3 Things Partners Want From Intel's Next CEO
Intel is now a few weeks into its search for the semiconductor giant's next CEO, but partners have already created a laundry list of things they would like to see from the company's next top executive.
Robert Swan, Intel's interim CEO, took over following the resignation of former leader Brian Krzanich, but Swan has reportedly told employees he's not interested in taking a permanent position as chief executive. That has left the job open to several potential frontrunners, including Diane Bryant, who was previously in charge of Intel's Data Center Group and recently left Google Cloud.
Whoever ends up taking over, Intel's new chief executive will have to decide the top priorities for the company's channel strategy. CRN recently spoke to some Intel partners on what they would like to see from Intel's next CEO. What follows are the three biggest requests they made. Intel declined to comment.

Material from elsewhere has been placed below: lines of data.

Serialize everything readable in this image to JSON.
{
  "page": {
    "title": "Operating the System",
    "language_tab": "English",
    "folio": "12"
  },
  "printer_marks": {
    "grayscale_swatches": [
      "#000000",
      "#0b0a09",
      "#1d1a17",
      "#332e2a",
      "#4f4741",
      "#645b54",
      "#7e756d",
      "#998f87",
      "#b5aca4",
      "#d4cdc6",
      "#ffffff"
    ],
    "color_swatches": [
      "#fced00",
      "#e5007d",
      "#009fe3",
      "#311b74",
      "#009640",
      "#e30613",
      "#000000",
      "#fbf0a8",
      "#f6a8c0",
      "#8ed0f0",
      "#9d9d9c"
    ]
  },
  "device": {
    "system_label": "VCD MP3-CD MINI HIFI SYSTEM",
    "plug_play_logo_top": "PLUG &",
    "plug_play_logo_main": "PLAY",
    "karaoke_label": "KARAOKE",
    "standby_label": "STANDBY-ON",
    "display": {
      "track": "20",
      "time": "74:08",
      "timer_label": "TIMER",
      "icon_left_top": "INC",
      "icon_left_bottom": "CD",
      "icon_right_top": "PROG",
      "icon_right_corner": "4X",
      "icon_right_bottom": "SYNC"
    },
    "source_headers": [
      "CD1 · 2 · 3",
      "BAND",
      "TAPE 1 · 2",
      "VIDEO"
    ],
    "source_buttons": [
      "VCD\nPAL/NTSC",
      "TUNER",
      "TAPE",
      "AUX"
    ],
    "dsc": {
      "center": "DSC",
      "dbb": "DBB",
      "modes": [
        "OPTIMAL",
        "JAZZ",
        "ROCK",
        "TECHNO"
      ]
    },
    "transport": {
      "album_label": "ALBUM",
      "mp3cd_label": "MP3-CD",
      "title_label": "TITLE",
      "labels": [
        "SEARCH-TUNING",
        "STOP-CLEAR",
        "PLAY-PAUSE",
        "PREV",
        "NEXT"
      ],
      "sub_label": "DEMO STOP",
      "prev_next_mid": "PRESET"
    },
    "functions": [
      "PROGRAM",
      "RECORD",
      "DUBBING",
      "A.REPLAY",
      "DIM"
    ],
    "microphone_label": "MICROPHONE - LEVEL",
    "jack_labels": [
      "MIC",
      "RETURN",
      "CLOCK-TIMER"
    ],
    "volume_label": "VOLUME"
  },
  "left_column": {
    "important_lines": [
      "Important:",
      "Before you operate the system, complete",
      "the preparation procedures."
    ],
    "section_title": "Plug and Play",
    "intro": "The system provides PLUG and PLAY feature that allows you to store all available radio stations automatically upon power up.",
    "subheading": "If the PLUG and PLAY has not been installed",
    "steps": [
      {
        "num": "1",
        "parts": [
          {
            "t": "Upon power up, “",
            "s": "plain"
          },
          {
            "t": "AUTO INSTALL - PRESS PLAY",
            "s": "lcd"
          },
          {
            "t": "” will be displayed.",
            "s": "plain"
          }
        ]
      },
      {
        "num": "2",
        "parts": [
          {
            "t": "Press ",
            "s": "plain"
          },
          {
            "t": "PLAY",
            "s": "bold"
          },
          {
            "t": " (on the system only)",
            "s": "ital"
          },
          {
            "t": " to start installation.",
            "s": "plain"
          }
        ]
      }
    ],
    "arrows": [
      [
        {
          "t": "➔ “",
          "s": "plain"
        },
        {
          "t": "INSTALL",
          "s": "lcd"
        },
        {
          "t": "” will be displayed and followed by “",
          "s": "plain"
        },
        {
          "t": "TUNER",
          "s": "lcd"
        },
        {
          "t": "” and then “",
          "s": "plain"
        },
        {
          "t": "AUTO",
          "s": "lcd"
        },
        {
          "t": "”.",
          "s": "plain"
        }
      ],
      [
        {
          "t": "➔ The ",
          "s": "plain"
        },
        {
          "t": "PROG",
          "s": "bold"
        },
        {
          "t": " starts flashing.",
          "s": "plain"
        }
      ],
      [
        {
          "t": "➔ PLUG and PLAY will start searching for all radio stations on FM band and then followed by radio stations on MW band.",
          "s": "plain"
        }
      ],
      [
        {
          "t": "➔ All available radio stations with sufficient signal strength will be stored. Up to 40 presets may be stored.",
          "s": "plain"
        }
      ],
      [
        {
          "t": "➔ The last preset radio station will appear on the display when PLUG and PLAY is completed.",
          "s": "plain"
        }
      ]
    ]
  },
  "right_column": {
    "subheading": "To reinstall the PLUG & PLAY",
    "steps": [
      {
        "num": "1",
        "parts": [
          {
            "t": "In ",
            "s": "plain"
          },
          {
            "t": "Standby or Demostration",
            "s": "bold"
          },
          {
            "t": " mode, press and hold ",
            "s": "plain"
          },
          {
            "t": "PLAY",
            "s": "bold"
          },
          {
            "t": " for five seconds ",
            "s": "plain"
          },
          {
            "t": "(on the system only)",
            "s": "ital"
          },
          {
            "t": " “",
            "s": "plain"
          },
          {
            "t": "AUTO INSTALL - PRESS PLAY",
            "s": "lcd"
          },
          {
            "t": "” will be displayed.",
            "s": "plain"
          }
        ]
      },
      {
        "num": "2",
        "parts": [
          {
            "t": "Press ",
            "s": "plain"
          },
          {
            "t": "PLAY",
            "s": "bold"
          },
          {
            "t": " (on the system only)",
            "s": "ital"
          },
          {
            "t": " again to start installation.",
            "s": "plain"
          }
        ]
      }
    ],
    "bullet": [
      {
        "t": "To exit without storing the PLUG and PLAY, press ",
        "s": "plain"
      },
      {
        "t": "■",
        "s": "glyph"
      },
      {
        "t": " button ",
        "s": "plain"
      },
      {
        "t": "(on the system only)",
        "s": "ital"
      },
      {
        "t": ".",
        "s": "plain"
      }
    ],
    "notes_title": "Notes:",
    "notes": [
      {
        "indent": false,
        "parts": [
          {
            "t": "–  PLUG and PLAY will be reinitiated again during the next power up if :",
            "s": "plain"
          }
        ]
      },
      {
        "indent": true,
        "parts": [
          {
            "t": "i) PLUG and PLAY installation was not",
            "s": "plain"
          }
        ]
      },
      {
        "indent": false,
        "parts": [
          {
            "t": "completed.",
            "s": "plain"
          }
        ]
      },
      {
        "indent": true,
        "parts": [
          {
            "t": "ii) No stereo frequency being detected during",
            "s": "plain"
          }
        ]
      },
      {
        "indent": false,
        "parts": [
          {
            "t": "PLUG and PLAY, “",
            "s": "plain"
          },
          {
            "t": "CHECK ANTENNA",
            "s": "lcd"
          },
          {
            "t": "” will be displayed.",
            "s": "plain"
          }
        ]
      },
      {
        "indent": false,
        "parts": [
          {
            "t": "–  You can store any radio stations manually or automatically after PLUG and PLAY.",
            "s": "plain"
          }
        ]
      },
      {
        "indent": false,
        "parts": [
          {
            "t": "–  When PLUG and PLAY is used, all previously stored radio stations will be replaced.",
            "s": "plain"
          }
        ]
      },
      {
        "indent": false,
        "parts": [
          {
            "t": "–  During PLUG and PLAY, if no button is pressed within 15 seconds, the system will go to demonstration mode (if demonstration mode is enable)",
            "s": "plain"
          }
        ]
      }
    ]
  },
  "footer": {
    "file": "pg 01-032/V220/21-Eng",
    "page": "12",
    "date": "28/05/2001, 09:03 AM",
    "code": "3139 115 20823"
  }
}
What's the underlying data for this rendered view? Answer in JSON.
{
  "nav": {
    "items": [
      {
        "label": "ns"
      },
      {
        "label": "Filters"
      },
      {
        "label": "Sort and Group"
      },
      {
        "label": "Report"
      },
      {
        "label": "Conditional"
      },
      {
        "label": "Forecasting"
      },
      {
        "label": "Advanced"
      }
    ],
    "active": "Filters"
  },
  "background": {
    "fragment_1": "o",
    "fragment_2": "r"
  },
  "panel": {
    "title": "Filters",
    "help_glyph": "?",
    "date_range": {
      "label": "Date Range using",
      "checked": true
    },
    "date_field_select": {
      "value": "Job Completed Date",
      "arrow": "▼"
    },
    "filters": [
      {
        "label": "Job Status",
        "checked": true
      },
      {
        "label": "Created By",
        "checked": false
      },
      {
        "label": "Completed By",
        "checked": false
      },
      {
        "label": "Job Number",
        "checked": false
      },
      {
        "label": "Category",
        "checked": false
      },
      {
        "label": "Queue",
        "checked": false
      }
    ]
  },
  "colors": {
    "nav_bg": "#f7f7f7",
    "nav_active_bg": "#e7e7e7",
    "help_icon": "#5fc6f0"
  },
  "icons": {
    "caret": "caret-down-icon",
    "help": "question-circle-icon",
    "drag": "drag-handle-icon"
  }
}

1. Greater Emphasis On Enthusiast PC Market
Intel has been morphing from a business focused on PCs to one that has a data-centric strategy. But the PC market -- especially the enthusiast PC segment -- should remain a priority, said Wallace Santos, CEO of Maingear, a Kenilworth, N.J.-based system builder. The CEO, whose company sells gaming PCs, said Intel's next leader should follow AMD's example and create a brand that speaks more directly to gamers, like AMD's Ryzen processors. Intel could also learn some things from Nvidia, which has created an entire ecosystem of software around its graphics cards that improves the overall computer experience, Santos added. "Enthusiast and gaming is working really well," he said. "Let's double down on that."

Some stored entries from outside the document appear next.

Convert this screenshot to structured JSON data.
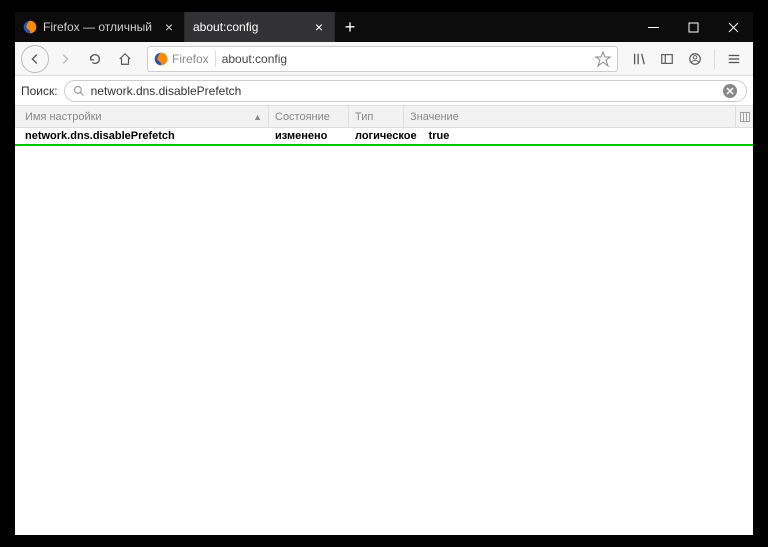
{
  "window": {
    "tabs": [
      {
        "title": "Firefox — отличный браузер",
        "favicon": "firefox"
      },
      {
        "title": "about:config",
        "favicon": "none"
      }
    ],
    "active_tab": 1
  },
  "navbar": {
    "url_identity": "Firefox",
    "url": "about:config"
  },
  "config": {
    "search_label": "Поиск:",
    "search_value": "network.dns.disablePrefetch",
    "columns": {
      "name": "Имя настройки",
      "status": "Состояние",
      "type": "Тип",
      "value": "Значение"
    },
    "rows": [
      {
        "name": "network.dns.disablePrefetch",
        "status": "изменено",
        "type": "логическое",
        "value": "true"
      }
    ]
  }
}
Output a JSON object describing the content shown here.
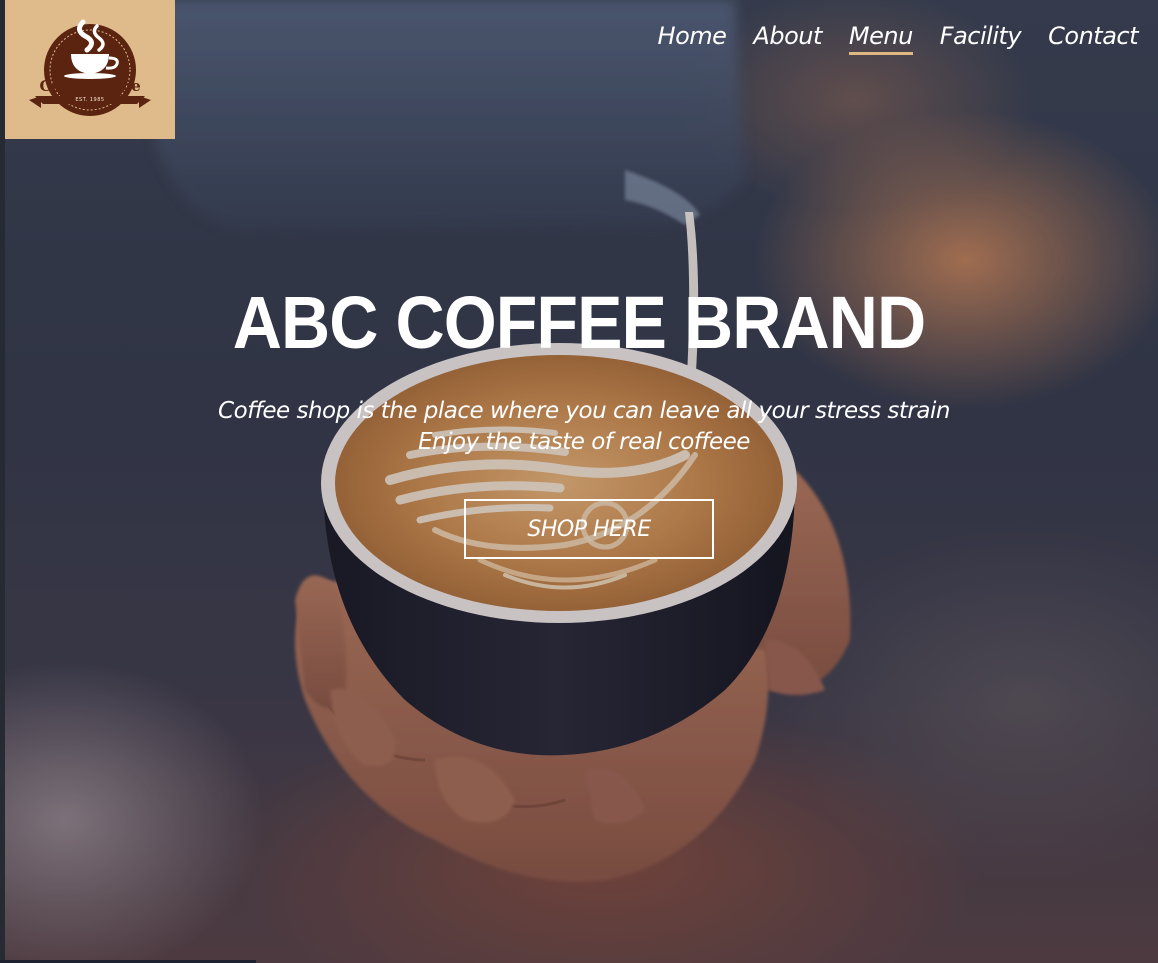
{
  "logo": {
    "name": "Coffee Place",
    "tagline": "EST. 1985",
    "background": "#dfbb8c",
    "color": "#5a2410"
  },
  "nav": {
    "items": [
      {
        "label": "Home",
        "active": false
      },
      {
        "label": "About",
        "active": false
      },
      {
        "label": "Menu",
        "active": true
      },
      {
        "label": "Facility",
        "active": false
      },
      {
        "label": "Contact",
        "active": false
      }
    ],
    "active_underline_color": "#dfb783"
  },
  "hero": {
    "title": "ABC COFFEE BRAND",
    "subtitle_line1": "Coffee shop is the place where you can leave all your stress strain",
    "subtitle_line2": "Enjoy the taste of real coffeee",
    "button_label": "SHOP HERE",
    "background_icon": "latte-art-cup-image"
  }
}
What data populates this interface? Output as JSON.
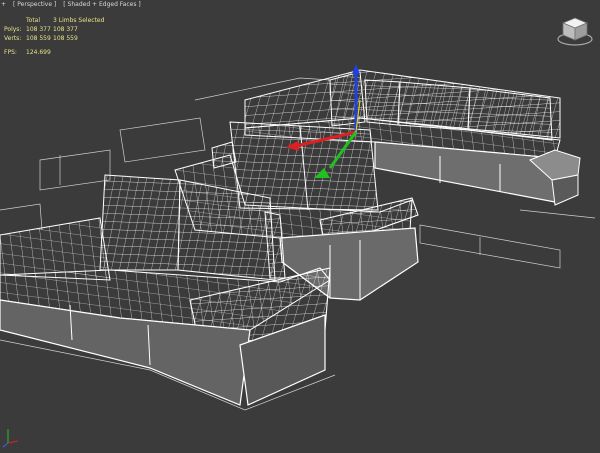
{
  "viewport": {
    "menu_plus": "+",
    "view_name": "[ Perspective ]",
    "shading_mode": "[ Shaded + Edged Faces ]"
  },
  "stats": {
    "header_total": "Total",
    "header_selection": "3 Limbs Selected",
    "polys_label": "Polys:",
    "polys_total": "108 377",
    "polys_selected": "108 377",
    "verts_label": "Verts:",
    "verts_total": "108 559",
    "verts_selected": "108 559",
    "fps_label": "FPS:",
    "fps_value": "124.699"
  },
  "colors": {
    "background": "#3b3b3b",
    "wireframe": "#ffffff",
    "stats_text": "#e8e38a",
    "gizmo_x": "#e02020",
    "gizmo_y": "#20c020",
    "gizmo_z": "#2040e0"
  },
  "icons": [
    "viewcube-icon",
    "axis-tripod-icon",
    "move-gizmo-icon"
  ]
}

2. Stronger Personal Relationships With The Channel
Several partners said they would like a stronger personal connection with the company's next CEO than they had with Krzanich. Kent Tibbils, vice president of marketing of Fremont, Calif.-based ASI Corp., said he doesn't recall ever seeing Krzanich at Intel's annual partner events, which was a change from his predecessor, Paul Otellini, who made appearances at most of them. "I think it's nice for the customers to see the CEO. I think it sends a good message to everybody who's there. It's also nice to hear [the CEO's] insights when they're delivering the keynote," Tibbils said. Andrew Kretzer, director of sales and marketing at Bold Data Technology, also based in Fremont, Calif., said the company's next CEO would do well by reaching out to smaller partners. "It would be a breath of fresh air for the new CEO to reestablish relationships with companies whose CEOs' names are not [Dell Technologies CEO Michael] Dell or [Amazon CEO Jeff] Bezos," he said in an email to CRN.
3. Rely On Partners To Boost Emerging Technologies
As Intel's drone and autonomous vehicle software businesses raise the company's profile in Silicon Valley, some partners say they could help Intel by playing a bigger role and would like to see the company's next CEO make stronger overtures to bring solution providers into Intel's emerging technologies go-to-market efforts. "That would be a huge benefit," Tibbils said, adding that Intel could use a similar approach to how it has promoted Internet of Things offerings with partners through the company's Market Ready Solutions program. Bob Venero, CEO of Holbrook, N.Y.-based Future Tech, No. 115 on CRN's 2018 Solution Provider 500, said he would like Intel's next CEO to bring in a subset of leading partners to the table so that they can give guidance and direction for emerging technologies. "Sometimes when you do things in a vacuum at the leadership level, the results don’t necessarily make it to the mainstream where the product doesn’t do what it was supposed to do in the amount it should have done," he said.